There are degrees by which each of us must think about our body, and how we pilot it through space. Gender, sex and sexuality, injury and illness, disability, race and size are all factors in how we make our way through the world.
The challenges can be based on how our world thinks about bodies — the way skin color can influence the outcome of a traffic stop, for example — or the way it is built to physically accommodate them (or not), like a steep staircase for a person in a wheelchair.
Roxane Gay’s new book "Hunger: A Memoir of (My) Body" is, as the subtitle implies, an intimate story, a report from inside a body she refers to early on in the text as “wildly undisciplined” — a body that comes up the opposite of privileged in most ways. She’s female, black, bisexual, very tall and very fat. Her body was also the site of unspeakable violation, in the form of a gang rape at age 12 to which she links her weight gain (although she is scrupulous in noting that trauma and obesity are not connected by default) and "Hunger" is unflinching and raw in the way it details life in that body, the way she navigates everything from love and sex to airplane seats.
It’s a masterful, vivid memoir, the kind of book you rip through in a day of rapid page-turning, and though it is intensely, almost defiantly personal, it clearly resonated deeply with many. Gay’s live conversation Wednesday (July 12) with New Orleans writer Maurice Carlos Ruffin, originally scheduled to take place at Octavia Books, had to be moved to the St.
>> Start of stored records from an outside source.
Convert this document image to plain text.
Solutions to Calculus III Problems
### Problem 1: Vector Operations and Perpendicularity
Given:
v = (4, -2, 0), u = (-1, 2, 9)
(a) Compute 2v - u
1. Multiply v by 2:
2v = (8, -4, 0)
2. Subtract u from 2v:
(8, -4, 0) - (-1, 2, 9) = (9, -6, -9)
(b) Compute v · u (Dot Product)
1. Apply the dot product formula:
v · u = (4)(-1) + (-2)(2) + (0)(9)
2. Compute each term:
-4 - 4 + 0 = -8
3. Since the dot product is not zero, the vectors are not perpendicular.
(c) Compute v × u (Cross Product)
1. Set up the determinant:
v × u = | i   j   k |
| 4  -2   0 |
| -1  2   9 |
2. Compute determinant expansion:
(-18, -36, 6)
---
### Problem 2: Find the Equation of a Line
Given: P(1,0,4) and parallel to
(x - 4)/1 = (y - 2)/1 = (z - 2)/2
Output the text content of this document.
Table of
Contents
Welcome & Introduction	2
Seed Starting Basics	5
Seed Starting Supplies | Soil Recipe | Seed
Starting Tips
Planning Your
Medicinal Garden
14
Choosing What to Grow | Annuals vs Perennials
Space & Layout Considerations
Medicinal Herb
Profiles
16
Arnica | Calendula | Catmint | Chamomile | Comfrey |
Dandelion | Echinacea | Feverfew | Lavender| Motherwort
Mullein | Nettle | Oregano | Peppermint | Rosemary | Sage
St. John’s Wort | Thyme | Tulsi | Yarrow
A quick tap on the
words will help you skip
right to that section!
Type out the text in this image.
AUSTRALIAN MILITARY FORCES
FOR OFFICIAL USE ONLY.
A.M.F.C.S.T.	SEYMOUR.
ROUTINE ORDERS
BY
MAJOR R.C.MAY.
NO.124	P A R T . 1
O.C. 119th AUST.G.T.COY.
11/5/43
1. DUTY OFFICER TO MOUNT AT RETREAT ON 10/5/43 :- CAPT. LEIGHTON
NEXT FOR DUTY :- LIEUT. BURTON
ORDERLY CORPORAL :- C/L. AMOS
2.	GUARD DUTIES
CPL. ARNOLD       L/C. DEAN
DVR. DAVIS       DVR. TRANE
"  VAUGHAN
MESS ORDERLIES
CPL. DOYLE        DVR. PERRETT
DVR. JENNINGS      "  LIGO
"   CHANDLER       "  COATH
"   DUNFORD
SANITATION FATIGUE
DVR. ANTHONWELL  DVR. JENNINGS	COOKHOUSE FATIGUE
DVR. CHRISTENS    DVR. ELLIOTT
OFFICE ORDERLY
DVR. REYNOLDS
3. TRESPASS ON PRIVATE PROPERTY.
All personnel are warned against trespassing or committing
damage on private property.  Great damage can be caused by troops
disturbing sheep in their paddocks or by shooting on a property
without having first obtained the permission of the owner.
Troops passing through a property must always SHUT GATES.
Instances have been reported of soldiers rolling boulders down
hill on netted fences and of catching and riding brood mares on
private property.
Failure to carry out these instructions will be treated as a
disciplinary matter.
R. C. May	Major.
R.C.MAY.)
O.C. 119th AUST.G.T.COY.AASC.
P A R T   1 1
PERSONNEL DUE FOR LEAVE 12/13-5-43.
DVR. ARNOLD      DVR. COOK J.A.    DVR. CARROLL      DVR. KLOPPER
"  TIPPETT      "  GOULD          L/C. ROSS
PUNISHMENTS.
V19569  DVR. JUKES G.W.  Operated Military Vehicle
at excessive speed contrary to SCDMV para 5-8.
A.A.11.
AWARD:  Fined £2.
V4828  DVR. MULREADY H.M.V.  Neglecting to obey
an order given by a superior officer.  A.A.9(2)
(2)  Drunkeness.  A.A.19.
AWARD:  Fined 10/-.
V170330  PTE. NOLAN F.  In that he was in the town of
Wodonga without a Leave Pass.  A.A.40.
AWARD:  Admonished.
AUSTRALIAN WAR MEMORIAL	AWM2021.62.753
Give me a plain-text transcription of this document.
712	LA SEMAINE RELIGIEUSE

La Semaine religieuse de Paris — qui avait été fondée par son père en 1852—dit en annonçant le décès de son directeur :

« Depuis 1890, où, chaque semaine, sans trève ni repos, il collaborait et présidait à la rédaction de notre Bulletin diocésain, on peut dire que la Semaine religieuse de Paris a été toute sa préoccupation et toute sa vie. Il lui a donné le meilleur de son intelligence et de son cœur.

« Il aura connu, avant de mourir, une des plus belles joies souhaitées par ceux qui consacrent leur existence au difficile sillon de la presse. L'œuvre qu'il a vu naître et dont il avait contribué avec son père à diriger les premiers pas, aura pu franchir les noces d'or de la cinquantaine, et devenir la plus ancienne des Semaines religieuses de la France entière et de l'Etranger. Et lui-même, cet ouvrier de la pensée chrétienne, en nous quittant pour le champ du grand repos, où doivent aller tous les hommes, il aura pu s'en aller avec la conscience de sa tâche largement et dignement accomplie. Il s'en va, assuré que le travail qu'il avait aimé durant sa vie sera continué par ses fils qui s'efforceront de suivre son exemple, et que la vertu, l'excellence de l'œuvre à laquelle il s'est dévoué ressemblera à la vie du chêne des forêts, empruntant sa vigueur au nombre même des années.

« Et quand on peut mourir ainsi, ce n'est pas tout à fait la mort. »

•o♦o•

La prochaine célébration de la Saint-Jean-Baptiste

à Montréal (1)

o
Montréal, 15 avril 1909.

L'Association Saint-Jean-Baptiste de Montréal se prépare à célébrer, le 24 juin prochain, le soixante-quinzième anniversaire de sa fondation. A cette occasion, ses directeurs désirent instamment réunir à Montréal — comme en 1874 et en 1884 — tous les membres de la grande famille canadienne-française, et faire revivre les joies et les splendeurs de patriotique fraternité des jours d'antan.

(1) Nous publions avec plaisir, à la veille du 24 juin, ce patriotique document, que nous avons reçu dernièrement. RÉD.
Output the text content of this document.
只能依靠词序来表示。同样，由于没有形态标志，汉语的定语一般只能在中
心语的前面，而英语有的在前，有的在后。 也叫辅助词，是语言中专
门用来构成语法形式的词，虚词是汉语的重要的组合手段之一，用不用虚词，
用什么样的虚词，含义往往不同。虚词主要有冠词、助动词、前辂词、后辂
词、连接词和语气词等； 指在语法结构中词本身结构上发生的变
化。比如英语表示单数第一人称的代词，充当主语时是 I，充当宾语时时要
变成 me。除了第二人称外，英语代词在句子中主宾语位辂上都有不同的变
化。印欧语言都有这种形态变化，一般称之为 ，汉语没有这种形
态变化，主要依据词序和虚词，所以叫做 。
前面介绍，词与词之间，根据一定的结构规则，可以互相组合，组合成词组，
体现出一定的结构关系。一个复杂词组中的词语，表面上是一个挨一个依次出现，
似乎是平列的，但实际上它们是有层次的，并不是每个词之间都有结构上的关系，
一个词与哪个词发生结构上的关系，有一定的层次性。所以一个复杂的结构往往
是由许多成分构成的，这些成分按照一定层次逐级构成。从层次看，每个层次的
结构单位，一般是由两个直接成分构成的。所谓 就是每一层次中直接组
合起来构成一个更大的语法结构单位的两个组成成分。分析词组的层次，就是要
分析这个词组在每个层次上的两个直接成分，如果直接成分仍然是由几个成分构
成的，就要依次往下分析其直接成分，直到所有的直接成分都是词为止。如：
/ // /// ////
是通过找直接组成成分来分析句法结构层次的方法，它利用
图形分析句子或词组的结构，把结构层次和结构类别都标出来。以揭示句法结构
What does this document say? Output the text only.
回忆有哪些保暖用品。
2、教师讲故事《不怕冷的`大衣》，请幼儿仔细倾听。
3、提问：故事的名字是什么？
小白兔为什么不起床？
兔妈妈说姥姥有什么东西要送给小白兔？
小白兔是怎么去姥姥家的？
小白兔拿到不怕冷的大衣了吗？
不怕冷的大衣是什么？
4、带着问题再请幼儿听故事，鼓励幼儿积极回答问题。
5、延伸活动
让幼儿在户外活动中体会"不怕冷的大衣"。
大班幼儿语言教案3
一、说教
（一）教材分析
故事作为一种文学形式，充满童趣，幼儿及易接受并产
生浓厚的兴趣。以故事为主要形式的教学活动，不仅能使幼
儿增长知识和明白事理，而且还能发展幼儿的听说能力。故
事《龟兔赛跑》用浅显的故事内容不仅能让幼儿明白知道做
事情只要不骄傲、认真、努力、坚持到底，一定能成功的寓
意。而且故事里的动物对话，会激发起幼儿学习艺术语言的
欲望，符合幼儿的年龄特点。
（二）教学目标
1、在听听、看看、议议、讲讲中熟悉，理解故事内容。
Charles Avenue Jewish Community Center to accommodate the hundreds of interested readers.
Ruffin’s questions and later, the audience’s, addressed the full body of Gay’s work, which includes a pair of short-story collections, the novel "An Untamed State," the Marvel graphic novel "World of Wakanda," the essay collection "Bad Feminist" and a thick virtual sheaf of criticism and opinion writing for the New York Times, Salon, The Guardian and other outlets, plus her very active presence on Twitter.
He also opened up areas of conversation that blurred the line between Very Personal Questions and discussion of craft, for which Gay’s work and her public persona — funny, self-possessed, plainspoken and, as one would have to be after doing such searching, revealing writing about the self, pretty healthy in its boundaries — are very well suited.
Early on, Gay explored her matter-of-fact use of the word fat, pointing out that “most people use it as an insult, but I use it as an adjective.” She dislikes the concept of “reclaiming” labels, she said, but the way people respond to “fat” can be instructive: the fact that some do acrobatics to avoid using the word to describe her, she said, shows that they’re “deathly afraid of it, like it’s the N-word” — and thus, how disgusted or horrified they might be of the word “fat,” the idea of fatness, and by extension, perhaps, her.
The two writers knew their audience and how to charm them. Interspersed through the entertaining back-and-forth, too, was some serious discussion of craft (including, Gay noted, the misconception that memoir somehow takes less artistry than fiction.) The publication of "Hunger" was delayed for more than a year — cover art was designed three years before it actually hit shelves, she said — while she struggled with how to tell the story. “How do I begin to tell the story of my body?” she wondered.
But when it started working, it came fast: she started writing in earnest in August 2016, and turned in the manuscript six months later.
“I didn’t write for any kind of therapeutic reason,” said Gay, who is 42. But it helped her see herself, the arc of her life so far and the experiences that had defined it. “And it made me say, OK — what do I want the second half of my life to look like?”
Judging by the parts of it that she has made public, it’ll be uncompromising, honest, entertaining and entirely hers.